Manchester United pada Kamis (21 Mei) meninggalkan target keuangan tahunannya dan melaporkan penurunan kedua berturut-turut dalam pendapatan dan pendapatan inti triwulanan setelah krisis coronavirus membuat Liga Premier Inggris terhenti.

Penggemar sepak bola di seluruh dunia telah blackjack dicabut dari aksi langsung selama dua bulan, dengan sebagian besar liga profesional ditangguhkan untuk mencoba menahan penyebaran virus.

Klub-klub Liga Premier telah berjuang keras untuk menghemat uang, dengan beberapa staf dipaksa untuk cuti. Para pemain sekarang kembali berlatih dengan harapan pertandingan bisa berlangsung secara tertutup mulai bulan depan.

Secara operasional, dampak pandemi dan langkah-langkah untuk mencegah samuderapoker penyebaran lebih lanjut terus mengganggu … bisnis dalam sejumlah cara, paling signifikan dalam penyiaran dan operasi hari pertandingan, “kata perusahaan itu dalam sebuah pernyataan.

United, yang berada dalam mode “membangun kembali” ketika mereka mengejar kembali ke kompetisi Liga Champions UEFA yang menguntungkan, melihat pendapatan siaran lebih dari setengahnya pada kuartal ketiga yang berakhir 31 Maret, sementara pendapatan hari pertandingan turun 8 persen.

Akibatnya, total pendapatan turun 19 persen menjadi £ 123,7 juta (S $ 214,1 juta), sementara laba inti turun 32 persen menjadi £ 27,9 juta.

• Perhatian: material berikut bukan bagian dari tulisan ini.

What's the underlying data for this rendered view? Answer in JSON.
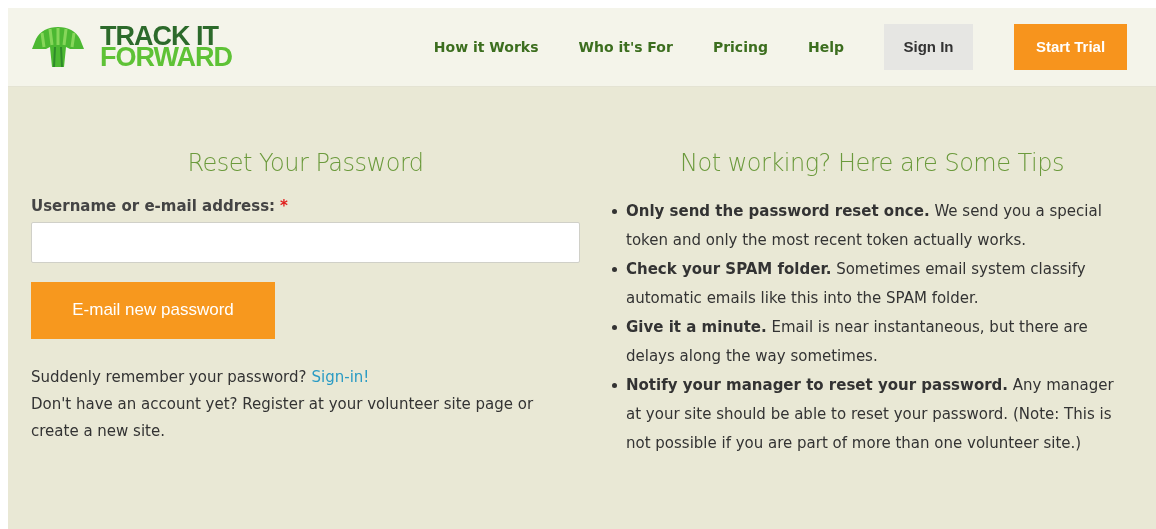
{
  "logo": {
    "line_1": "TRACK IT",
    "line_2": "FORWARD"
  },
  "nav": [
    {
      "label": "How it Works",
      "kind": "link"
    },
    {
      "label": "Who it's For",
      "kind": "link"
    },
    {
      "label": "Pricing",
      "kind": "link"
    },
    {
      "label": "Help",
      "kind": "link"
    },
    {
      "label": "Sign In",
      "kind": "secondary"
    },
    {
      "label": "Start Trial",
      "kind": "primary"
    }
  ],
  "reset": {
    "title": "Reset Your Password",
    "field_label": "Username or e-mail address:",
    "required_mark": "*",
    "button": "E-mail new password",
    "remember_text": "Suddenly remember your password?",
    "remember_link": "Sign-in!",
    "register_text": "Don't have an account yet? Register at your volunteer site page or create a new site."
  },
  "tips": {
    "title": "Not working? Here are Some Tips",
    "items": [
      "**Only send the password reset once.** We send you a special token and only the most recent token actually works.",
      "**Check your SPAM folder.** Sometimes email system classify automatic emails like this into the SPAM folder.",
      "**Give it a minute.** Email is near instantaneous, but there are delays along the way sometimes.",
      "**Notify your manager to reset your password.** Any manager at your site should be able to reset your password. (Note: This is not possible if you are part of more than one volunteer site.)"
    ]
  }
}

Utang bersih membengkak lebih dari £ 127 juta menjadi £ 429 juta dan klub, yang dikendalikan oleh keluarga Glazer Amerika, mengalami kerugian bersih sebesar £ 22,8 juta setelah biaya keuangan yang dibebankan pada beban.Manchester United pada Kamis

United belum pernah bermain sejak mereka mengalahkan Lask Linz 5-0 di leg pertama babak 16 besar Liga Eropa di Austria pada 12 Maret, sebuah pertandingan yang dimainkan secara tertutup. Pertandingan terakhir mereka di rumah Old Trafford adalah kemenangan 2-0 atas rival lokal Manchester City di Liga Premier pada 8 Maret.